When it comes to pumping/bottle-feeding, Eric really loves to help out! He the bonding he gets with Winter from feeding her. I know for sure I will always try to pump at least once a day no matter what so I don’t take that away from him.
JUST A FEW TIPS ON FEEDING.
1. Be committed. Don’t stray from your commitment, because eventually it does start to get easier. And it’s so WORTH IT! Stay positive…your attitude is totally key.
2. Ask for help. I have been seeing the lactation consultant regularly. Her knowledge and expertise have been tremendously helpful.
3. If you have to pump, it’s ok! Your baby and you are still going to get the same health benefits from pumping! I have had to keep telling myself this over and over so I don’t feel like a failure. It’s OKAY!
4. Use your resources. Learn, learn, learn….whether it’s reading a breastfeeding book, reading articles online, or asking experienced friends for help…use them all! Don’t go blindly into it…use every tool you have.
5. Find a system that works for YOU. Don’t worry about comparing yourself to others. If you demand-feed, great! If you routine/schedule feed, great! I have found that routine feeding is the system that works best for us. Whatever you do, just make sure it works with your lifestyle.
6. Don’t cut calories too much. When breastfeeding, it’s so important to eat and drink enough! I eat 2100 calories per day, and I use MyFitnessPal app to track my daily calories. Try to keep your foods nutritious, not junk! Plus, water, water, water. I drink 10 full glasses per day.
7. If you pump frequently, store your pump parts (flanges & bottles) in the fridge between pumping sessions. It will save a few minutes of dish washing each time. Wash and sterilize parts at the end of the day.
8. Find a breastfeeding group. I mentioned I go to a group once per week. It’s so helpful to find out baby’s weekly weight and also find out how many ounces she eats during a nursing session. There are groups all over….just find one and GO!
9. If you have complications (mastitis, infection, plugged ducts, bleeding nipples, etc), please seek medical counsel. Don’t just “deal with it.” Go to your doctor and get some real help.

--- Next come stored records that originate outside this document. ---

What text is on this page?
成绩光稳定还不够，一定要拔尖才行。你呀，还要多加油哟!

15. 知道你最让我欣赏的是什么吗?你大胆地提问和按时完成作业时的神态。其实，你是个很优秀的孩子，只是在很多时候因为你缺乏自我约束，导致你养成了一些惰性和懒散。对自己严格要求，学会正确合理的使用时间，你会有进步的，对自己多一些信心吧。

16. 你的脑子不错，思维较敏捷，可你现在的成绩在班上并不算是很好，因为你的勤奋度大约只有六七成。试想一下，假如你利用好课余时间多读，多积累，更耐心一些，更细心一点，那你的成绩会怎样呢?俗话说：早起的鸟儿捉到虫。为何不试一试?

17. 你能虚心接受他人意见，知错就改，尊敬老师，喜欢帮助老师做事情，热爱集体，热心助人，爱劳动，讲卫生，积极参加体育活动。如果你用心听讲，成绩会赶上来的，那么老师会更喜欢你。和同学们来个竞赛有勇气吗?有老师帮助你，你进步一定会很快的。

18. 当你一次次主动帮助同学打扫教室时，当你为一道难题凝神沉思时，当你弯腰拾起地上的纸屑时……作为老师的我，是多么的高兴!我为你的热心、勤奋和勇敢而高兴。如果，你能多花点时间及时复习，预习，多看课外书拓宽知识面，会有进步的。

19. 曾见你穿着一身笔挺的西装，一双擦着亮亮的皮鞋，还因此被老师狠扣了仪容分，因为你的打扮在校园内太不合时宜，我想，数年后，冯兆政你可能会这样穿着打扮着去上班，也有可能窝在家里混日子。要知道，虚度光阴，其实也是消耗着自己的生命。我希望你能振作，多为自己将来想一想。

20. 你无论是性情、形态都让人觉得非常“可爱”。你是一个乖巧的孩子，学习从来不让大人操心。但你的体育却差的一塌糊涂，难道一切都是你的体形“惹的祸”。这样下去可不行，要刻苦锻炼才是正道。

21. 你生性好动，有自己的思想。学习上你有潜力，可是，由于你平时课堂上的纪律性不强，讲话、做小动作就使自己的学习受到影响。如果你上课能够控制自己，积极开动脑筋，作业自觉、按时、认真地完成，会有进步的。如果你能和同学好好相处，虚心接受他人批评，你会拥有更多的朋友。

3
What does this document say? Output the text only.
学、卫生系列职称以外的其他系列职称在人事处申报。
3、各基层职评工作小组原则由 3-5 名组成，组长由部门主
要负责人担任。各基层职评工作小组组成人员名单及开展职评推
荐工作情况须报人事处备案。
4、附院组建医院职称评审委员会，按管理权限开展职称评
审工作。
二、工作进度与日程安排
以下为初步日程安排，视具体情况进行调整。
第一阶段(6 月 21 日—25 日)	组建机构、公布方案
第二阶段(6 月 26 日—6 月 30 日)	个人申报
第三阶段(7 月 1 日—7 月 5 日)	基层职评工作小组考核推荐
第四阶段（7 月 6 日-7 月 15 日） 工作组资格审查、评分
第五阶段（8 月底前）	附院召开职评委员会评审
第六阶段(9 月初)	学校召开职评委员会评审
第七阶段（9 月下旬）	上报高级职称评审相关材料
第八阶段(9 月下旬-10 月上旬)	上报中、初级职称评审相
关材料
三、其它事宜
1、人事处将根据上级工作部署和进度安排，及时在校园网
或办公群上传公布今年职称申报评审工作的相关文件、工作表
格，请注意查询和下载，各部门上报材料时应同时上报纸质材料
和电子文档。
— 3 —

10. When you sit down to nurse, make sure you have everything you need BEFORE you begin….for me that’s a nipple shield, burp cloth, glass of water, my phone, and sometimes the TV remote (and a nursing cover if I’m in public or others are around). Have everything ready rather than wishing you had it and now you are stuck. 🙂
I am so grateful that throughout all of our hiccups that we have a system that works for us. My doctor made a great point, she said, “Whether you are nursing her or giving her bottles of pumped breast milk, the benefits are still the same for both you and her!” As time goes on, I am noticing my infection is healing. Ever so SLOWWWWWLY. Because of this, I am starting to do more nursing rather than so much pumping. Who knows where we will end up?!? But I do know this: I plan to keep on keeping on. We are on such a much easier road now than we were a month ago. I feel so blessed to be where we are.
To those of you who have any thoughts or ideas (or tips) about breastfeeding or pumping, please do share!